Back in his cell, soldiers regularly unleashed dogs on him and hurled stun grenades at night. The torture drove him to attempt suicide twice. Since returning home, he has been unable to sleep because the moment he closes his eyes, he relives the same scenes, faces and cell. He told DCIP that prison had taken away his childhood and left him needing to relearn how to sleep, how to feel safe and how to laugh.
Zoghbi, seventeen, was seized on July 11 while trying to receive aid at a distribution center in Rafah. During his interrogation, soldiers tightened his handcuffs so severely that he heard the bones in his arm crack. He said prison guards carried out nightly raids on his cell at around 2 a.m., releasing dogs and hurling stun grenades as detainees slept. If he failed to wake quickly enough, he was beaten. Since coming home, he still wakes at exactly 2 a.m., bracing for another raid. He said he feels drained, unable to describe the emotional weight of what he endured, and often breaks down crying when the memories return.

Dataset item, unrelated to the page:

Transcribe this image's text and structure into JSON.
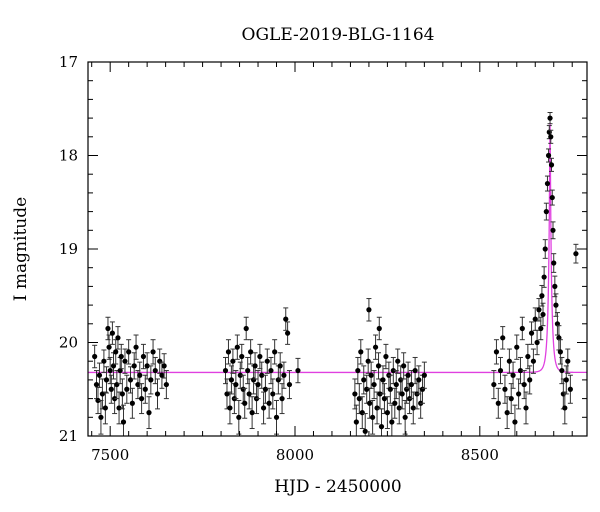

DCIP stated that the boys’ treatment was intentionally designed to break their identities and force false confessions. The organization emphasized that Israel’s detention system for Palestinians has nothing to do with justice or security, describing it instead as a mechanism meant to scar an entire generation in order to suppress resistance to apartheid and deny Palestinians their basic rights. The group added that Israel’s systematic torture and imprisonment of Palestinian children violates the Geneva Conventions and the Rome Statute, and as a state party to the Convention against Torture, Israel is legally obligated to prevent, investigate and prosecute acts of torture.